録画したままだった『招かれざる客』(1967年/監督:スタンリー・クレイマー)を観る。黒人問題を身近なものとしてとらえたホームドラマ

ジョン(シドニー・ポワチエ)とジョーイ(キャサリン・ホートン)はハワイで知りあって心から愛しあうようになり、両親の許可を得るためにサンフランシスコに戻ってきます。ジョンは黒人ですが世界的に有名な医師。黒人と白人のカップルに人々はぶしつけな視線をおくってきます。ジョーイの母クリスティナ(キャサリン・ヘップバーン)は、娘の恋人が黒人とわかってビックリ。だけど、娘の喜びを見て次第に祝福するようになります。やがて父親のマット(スペンサー・トレイシー)が帰宅。マットは新聞社を経営し、人種差別と闘ってきましたが、自分の娘となると気持ちは複雑。結婚の申し込みをするというジョンの電話を聞いたジョンの両親(ロイ・E・グレンとベア・リチャーズ)もロサンゼルスからやってきますが、相手が白人と知って愕然とします。ジョンの父は反対しますが、母親は二人の熱意を理解して賛成。ジョンとジョーイ、そして二人の母親の強い信念に頑なだったマットの気持ちもとけ、結婚を認めます。マットを贋のリベラリストだと批判するマットの親友の司祭(セシル・ケラウェイ)と、ジョンを黒人のくせに大事なお嬢様を誘惑する悪い奴と言う黒人家政婦(イザベル・サンフォード)が面白い存在。
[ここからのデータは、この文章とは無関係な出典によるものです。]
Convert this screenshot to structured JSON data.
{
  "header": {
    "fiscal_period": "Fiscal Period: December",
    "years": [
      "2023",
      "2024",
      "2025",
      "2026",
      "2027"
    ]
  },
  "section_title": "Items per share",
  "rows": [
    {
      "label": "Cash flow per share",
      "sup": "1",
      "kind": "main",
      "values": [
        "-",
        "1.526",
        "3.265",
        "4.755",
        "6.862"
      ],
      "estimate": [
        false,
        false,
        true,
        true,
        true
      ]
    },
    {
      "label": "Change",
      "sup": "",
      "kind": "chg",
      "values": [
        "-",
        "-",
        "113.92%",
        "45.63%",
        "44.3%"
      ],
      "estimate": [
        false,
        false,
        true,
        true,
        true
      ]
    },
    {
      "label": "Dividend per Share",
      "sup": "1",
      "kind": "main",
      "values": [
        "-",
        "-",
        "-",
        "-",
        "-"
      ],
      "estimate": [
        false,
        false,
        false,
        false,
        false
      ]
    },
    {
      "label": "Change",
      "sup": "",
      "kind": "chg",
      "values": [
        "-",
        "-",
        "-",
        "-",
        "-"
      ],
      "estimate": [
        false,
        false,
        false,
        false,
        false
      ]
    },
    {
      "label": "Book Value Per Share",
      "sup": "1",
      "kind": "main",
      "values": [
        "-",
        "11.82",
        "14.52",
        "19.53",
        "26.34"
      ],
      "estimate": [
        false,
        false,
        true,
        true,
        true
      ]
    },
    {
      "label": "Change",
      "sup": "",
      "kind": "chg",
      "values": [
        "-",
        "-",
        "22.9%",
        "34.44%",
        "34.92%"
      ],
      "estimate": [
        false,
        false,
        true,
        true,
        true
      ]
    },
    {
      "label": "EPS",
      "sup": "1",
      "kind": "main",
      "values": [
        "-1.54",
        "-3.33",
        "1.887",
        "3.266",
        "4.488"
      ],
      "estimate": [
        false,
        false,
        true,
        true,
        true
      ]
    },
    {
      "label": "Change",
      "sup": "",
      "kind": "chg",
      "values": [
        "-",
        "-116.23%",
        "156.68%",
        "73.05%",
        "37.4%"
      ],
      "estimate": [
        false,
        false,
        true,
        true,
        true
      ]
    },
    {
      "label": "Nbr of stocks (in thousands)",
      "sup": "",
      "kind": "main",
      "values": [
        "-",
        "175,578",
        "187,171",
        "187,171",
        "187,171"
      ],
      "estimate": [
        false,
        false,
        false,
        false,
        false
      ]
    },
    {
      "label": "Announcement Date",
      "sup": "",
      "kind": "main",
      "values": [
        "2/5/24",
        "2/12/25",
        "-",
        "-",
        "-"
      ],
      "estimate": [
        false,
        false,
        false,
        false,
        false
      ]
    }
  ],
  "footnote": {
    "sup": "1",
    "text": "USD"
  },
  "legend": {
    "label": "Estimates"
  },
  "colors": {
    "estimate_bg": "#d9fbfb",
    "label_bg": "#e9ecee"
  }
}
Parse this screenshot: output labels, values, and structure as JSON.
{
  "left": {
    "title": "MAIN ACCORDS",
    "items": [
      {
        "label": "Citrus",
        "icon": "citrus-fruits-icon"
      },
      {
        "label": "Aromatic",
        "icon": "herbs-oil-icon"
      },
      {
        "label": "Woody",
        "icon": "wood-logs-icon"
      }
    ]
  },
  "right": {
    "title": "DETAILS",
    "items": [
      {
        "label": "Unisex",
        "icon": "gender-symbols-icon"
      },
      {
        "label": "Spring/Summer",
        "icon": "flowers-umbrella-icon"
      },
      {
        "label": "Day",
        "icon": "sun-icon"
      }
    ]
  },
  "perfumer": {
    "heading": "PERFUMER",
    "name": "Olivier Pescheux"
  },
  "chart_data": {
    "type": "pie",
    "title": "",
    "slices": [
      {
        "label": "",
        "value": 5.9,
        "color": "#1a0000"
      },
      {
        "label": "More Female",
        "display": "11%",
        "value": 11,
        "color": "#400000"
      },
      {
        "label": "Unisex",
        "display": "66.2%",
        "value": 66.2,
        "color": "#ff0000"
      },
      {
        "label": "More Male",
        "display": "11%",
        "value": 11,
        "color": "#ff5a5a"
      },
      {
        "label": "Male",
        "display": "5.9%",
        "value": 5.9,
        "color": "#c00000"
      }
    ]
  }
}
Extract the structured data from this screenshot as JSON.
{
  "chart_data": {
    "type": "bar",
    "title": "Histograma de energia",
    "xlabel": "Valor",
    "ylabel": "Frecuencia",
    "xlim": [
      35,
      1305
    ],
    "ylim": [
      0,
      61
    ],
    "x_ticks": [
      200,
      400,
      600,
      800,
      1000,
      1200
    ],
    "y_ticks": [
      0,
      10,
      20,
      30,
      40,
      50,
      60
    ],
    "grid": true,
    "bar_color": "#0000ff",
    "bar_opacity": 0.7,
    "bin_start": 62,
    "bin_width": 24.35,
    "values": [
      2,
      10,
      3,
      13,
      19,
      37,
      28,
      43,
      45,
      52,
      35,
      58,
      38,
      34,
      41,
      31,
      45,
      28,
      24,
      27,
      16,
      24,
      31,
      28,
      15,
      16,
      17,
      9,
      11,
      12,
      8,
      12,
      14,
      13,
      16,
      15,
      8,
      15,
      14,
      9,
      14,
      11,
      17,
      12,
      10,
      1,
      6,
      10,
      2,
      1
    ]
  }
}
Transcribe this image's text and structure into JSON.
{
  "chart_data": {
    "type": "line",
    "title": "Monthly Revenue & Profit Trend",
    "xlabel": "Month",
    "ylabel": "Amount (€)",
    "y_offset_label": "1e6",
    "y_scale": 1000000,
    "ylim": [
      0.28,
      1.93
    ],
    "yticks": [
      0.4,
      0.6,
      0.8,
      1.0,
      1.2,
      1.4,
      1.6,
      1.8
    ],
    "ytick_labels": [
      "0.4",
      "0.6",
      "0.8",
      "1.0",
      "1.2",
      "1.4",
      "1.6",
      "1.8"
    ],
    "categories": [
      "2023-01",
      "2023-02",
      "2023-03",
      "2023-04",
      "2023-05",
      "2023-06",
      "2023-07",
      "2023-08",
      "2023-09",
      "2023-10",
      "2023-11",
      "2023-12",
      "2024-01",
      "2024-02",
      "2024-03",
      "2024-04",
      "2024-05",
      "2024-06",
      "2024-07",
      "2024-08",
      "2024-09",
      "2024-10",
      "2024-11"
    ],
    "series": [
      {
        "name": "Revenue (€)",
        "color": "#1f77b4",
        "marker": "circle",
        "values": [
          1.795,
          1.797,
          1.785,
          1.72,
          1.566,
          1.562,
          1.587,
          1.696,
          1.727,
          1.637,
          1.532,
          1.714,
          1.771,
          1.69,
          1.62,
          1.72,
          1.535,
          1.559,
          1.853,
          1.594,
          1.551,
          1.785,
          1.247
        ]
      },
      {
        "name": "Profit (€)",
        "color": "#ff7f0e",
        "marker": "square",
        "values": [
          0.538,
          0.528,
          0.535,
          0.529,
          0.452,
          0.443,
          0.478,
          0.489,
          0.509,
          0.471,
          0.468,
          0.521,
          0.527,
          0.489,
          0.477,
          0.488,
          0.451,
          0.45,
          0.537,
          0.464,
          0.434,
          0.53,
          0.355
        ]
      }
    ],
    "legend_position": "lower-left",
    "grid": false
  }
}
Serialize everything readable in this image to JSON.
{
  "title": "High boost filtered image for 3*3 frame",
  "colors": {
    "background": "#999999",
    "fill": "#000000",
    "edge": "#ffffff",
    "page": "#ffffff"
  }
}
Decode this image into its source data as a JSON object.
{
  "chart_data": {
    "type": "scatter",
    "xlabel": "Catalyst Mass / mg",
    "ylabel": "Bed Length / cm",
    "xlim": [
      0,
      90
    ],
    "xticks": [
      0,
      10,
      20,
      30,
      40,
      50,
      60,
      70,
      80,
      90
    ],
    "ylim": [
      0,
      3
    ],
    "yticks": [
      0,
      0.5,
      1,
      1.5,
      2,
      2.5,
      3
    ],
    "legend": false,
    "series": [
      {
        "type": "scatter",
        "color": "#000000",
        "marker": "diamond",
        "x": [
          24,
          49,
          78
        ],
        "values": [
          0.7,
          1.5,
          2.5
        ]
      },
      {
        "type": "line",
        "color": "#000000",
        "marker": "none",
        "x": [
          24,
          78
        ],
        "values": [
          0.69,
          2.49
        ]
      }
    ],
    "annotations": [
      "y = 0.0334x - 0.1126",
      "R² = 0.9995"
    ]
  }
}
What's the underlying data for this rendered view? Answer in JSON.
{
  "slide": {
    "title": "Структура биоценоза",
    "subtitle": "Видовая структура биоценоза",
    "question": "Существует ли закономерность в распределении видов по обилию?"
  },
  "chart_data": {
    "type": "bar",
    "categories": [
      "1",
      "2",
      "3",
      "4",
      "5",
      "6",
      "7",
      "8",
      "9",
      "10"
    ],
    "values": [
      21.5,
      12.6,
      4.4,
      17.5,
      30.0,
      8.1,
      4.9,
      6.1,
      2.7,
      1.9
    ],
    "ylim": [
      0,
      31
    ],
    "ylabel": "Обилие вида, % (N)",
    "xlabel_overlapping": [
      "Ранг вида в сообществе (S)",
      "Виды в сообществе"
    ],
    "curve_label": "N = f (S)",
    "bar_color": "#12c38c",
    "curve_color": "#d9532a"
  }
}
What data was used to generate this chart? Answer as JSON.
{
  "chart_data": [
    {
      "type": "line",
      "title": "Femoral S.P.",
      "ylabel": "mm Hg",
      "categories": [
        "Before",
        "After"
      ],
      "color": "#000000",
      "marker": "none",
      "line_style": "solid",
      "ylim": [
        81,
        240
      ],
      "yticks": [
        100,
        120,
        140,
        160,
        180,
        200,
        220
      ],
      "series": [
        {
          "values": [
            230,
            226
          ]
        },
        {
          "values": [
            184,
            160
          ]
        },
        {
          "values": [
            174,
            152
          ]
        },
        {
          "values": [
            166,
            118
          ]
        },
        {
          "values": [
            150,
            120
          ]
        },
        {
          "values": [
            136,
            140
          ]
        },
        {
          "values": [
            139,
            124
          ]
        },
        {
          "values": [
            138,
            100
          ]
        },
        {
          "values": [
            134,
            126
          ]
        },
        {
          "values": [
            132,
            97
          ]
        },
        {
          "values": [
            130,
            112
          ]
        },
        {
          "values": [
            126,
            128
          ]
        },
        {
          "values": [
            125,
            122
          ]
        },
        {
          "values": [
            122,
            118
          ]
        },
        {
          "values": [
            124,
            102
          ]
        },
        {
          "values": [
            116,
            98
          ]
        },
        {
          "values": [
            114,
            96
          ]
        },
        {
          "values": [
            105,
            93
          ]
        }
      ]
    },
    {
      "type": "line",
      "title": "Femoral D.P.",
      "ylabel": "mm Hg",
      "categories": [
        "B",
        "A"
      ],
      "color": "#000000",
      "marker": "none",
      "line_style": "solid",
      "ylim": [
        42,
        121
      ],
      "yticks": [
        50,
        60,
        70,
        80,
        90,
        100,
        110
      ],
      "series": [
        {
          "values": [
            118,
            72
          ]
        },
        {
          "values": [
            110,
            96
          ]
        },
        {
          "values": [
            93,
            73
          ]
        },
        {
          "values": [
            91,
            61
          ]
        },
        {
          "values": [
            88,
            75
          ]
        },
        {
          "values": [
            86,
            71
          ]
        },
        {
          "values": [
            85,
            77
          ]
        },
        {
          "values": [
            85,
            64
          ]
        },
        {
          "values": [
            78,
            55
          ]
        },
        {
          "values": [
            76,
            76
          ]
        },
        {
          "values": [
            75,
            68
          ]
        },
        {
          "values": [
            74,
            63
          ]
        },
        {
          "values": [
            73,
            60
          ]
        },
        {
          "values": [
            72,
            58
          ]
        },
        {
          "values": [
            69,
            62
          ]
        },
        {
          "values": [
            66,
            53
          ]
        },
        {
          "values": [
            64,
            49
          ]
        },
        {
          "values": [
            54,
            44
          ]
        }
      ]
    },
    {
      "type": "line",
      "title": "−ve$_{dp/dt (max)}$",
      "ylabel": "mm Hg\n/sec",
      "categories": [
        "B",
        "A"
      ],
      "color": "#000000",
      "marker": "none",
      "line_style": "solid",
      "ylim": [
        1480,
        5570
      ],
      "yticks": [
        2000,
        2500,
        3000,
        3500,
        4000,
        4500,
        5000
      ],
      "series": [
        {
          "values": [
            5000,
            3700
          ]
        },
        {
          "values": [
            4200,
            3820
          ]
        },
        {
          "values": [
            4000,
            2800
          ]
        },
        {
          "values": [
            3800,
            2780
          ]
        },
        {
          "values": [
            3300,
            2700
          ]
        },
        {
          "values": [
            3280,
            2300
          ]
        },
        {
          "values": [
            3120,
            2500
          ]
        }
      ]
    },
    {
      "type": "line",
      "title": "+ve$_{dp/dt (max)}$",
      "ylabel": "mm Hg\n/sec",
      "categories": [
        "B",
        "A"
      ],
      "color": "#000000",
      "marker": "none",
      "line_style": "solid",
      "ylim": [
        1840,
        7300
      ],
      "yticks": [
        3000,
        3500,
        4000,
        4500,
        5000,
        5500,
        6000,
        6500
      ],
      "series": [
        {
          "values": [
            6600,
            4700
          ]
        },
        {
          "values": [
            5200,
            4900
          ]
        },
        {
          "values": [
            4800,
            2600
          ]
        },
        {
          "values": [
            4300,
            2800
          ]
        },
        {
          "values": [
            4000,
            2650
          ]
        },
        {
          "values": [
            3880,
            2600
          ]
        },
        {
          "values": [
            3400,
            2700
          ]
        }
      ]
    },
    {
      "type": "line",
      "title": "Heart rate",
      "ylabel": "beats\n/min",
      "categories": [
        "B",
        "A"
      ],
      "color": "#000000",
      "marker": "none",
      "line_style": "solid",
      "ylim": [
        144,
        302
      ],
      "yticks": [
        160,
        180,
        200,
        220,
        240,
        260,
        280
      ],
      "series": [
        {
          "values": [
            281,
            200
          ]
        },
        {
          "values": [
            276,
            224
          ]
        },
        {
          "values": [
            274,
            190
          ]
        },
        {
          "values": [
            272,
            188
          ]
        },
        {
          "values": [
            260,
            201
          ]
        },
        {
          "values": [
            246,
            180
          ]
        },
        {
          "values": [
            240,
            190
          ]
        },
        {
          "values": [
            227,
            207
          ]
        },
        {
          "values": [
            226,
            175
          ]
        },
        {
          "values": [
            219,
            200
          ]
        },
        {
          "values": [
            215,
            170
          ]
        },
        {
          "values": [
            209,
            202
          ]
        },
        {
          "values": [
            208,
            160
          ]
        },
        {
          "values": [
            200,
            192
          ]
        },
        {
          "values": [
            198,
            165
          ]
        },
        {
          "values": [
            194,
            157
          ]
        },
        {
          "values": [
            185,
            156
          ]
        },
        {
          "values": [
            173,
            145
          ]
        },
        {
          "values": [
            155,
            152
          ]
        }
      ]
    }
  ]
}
人種偏見の強かった時代にアメリカ人の良識を正面から取り上げて好評だった作品。現在だと問題にもならない話で、“何じゃコリャ”でしょうね。

キャサリン・ヘップバーンは、この作品で2度目のアカデミー主演女優賞を受賞。スペンサー・トレイシーは、この作品が遺作となりました。